Still, Chapter 9 of Telecommunications and the City provides numerous examples of policy-directed action, some at the national level as in Japan, France, and Singapore, but most at the metropolitan, multi-jurisdictional level in the three categories of teleports,8 inter-urban collaborative networks letting cities cooperate through better communications, and electronic public spaces like the Free Nets first established in Cleveland. In single-city jurisdictions, municipal governments are testing electronic service delivery for information dissemination, interactive communications, and transactional services such as issuing licenses and permits.

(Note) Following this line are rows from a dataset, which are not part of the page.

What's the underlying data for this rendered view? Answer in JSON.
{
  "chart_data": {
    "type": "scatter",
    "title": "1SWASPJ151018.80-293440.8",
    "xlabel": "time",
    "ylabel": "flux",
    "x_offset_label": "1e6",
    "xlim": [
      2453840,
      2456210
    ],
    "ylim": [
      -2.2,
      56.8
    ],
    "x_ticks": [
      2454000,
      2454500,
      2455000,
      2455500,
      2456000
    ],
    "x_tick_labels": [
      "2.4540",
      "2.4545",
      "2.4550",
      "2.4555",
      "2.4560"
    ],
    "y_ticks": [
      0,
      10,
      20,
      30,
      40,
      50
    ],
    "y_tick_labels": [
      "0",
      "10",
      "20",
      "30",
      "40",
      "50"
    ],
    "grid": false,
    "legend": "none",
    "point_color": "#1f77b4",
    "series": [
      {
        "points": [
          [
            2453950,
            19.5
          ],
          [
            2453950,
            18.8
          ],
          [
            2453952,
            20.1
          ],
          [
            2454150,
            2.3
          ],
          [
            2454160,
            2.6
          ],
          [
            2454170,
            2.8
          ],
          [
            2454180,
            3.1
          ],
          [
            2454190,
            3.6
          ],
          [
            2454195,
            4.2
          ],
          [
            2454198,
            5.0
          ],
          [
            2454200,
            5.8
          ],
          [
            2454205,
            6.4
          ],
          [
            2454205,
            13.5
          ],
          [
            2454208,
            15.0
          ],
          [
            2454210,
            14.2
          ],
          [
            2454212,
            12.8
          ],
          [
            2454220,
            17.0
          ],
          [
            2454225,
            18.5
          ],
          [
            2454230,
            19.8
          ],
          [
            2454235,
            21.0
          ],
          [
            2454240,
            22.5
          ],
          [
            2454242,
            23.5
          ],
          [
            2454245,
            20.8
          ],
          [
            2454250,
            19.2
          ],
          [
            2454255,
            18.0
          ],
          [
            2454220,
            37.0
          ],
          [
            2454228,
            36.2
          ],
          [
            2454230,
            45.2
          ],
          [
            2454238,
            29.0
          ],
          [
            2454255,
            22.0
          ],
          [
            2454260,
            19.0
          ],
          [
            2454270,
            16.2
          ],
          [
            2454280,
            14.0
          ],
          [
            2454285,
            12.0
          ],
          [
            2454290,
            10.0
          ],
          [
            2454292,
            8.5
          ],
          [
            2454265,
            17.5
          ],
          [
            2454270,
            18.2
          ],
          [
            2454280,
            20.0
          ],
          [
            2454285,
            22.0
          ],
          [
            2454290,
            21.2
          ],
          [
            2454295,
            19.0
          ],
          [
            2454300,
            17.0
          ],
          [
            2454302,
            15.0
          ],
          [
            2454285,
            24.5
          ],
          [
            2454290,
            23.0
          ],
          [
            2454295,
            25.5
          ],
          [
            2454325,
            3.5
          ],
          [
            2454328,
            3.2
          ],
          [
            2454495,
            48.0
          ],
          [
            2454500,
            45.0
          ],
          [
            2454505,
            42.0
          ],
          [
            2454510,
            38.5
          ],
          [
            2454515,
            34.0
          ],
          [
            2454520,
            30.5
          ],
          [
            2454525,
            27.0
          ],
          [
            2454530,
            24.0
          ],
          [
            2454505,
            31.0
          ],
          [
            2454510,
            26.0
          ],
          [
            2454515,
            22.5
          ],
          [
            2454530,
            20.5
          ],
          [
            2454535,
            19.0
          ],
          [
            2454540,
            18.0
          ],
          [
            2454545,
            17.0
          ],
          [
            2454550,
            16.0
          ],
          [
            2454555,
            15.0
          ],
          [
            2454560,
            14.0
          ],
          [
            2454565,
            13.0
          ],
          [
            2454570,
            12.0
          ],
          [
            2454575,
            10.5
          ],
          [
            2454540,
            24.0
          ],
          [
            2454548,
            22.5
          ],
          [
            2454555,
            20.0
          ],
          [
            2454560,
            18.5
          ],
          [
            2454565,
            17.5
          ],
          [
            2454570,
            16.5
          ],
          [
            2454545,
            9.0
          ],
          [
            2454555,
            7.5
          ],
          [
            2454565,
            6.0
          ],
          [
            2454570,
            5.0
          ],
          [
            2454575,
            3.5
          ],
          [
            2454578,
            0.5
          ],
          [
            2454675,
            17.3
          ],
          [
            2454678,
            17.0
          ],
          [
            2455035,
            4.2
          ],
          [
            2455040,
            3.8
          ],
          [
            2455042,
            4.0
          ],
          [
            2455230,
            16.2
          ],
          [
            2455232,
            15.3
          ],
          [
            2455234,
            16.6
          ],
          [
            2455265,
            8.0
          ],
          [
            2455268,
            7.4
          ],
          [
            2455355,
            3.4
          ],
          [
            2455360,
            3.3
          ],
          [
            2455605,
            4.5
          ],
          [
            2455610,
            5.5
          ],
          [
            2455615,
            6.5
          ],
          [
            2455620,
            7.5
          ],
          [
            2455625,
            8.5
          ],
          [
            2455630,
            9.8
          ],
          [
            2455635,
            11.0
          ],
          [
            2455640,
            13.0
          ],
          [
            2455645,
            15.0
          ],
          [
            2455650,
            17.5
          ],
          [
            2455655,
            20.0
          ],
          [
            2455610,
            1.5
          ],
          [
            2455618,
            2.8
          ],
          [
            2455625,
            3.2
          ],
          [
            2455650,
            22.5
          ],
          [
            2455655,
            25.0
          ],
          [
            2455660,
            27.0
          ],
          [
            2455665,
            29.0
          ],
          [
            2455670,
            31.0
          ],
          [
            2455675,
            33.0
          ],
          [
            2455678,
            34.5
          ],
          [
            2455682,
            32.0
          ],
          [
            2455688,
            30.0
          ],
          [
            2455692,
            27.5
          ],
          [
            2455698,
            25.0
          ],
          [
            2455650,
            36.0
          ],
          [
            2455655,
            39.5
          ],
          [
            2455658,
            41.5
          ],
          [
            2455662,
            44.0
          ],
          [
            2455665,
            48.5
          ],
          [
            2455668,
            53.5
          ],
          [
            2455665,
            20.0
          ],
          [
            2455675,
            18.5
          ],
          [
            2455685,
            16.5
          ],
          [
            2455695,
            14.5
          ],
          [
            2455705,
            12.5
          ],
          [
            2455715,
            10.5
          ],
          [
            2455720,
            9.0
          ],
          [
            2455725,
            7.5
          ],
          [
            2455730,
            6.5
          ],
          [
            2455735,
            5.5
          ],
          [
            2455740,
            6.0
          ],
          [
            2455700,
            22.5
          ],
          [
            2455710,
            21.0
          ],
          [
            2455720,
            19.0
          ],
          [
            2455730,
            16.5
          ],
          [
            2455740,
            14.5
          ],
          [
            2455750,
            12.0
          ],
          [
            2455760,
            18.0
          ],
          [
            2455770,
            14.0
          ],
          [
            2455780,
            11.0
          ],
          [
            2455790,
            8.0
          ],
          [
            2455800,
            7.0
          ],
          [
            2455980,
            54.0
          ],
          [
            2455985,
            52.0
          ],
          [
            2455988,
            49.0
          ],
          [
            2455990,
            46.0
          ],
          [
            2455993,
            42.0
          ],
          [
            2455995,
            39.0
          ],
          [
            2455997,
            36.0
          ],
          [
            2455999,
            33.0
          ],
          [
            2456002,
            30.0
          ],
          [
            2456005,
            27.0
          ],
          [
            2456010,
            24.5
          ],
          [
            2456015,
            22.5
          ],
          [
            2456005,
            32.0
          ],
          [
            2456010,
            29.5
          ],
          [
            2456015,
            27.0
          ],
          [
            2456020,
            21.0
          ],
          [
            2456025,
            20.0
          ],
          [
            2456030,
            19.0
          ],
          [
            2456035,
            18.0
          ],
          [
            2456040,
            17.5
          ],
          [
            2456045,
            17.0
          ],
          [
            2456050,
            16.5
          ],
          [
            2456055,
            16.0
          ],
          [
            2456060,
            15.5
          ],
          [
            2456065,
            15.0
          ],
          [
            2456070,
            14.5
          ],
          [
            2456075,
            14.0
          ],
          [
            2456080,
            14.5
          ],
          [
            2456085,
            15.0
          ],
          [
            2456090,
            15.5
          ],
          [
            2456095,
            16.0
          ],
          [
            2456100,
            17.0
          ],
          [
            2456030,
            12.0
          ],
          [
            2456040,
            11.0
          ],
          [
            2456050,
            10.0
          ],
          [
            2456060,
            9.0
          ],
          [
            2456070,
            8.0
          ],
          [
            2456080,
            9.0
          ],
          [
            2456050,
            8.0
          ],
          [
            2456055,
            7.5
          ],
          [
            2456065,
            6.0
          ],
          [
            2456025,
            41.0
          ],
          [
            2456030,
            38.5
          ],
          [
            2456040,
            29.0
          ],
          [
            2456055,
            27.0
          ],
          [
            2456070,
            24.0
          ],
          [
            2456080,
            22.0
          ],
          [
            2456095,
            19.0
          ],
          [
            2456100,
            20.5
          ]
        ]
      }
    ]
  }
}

In urban planning and governance, once again a two-handed analysis is presented. On the one hand, "considerable space remains at the urban level within which innovative telematics applications can be socially constructed which have more equitable and progressive results" (page 373). On the other hand, "the initiatives developed are often relatively insignificant compared to the broader forces" (page 373).

Still, the authors come out hopeful "that urban telematic policies will have a significant role to play ... whereby new, progressive urban visions can be developed that address the context of globalization, fragmentation, and polarization ... and within which, ironically, telematics are themselves heavily implicated." The clear message is that the solution to the problems of cities lies in redirecting the forces that have caused the problems.

Telecommunications creates a new type of urban world, not a post-urban world. Telecommunications and the City now stands as the single best source of information for understanding a morass of tangled issues and for building the policy approaches that will create a better global urban civilization than we can now expect.



1 Stephen Graham and Simon Marvin, Telecommunications and the City: Electronic Spaces, Urban Places (London, Routledge, 1996).
2 Peter Drucker, The New Realities (New York: Harper & Row, 1989), p. 259.
3 Kendall Guthrie and William Dutton, "The Politics of Citizen Access Technology: The Development of Public Information Utilities in Four Cities," Policy Studies Journal, Vol. 20. No. 4 (1992):574-597.
4 Joseph McGrath, Groups Interacting with Technology (Beverly Hills, CA: Sage, 1994).
5 Galegher, Kraut, and Egido, Intellectual Teamwork (Lawrence Erlbaum Associates, 1990).
6 Sarah Kiesler, "The Hidden Message in Computer Networks, Harvard Business Review, Vol. 64, No. 1 (1986):46-59.
7 Lee Sproull, "Computers, Networks, and Work," Scientific American (September 1991):84-91.
8 John G. Jung, "Telecommunications -- The Seed, The Symbol, and The Focus," New Telecom Quarterly, Vol. 3, No. 2 (May 1995):4-10.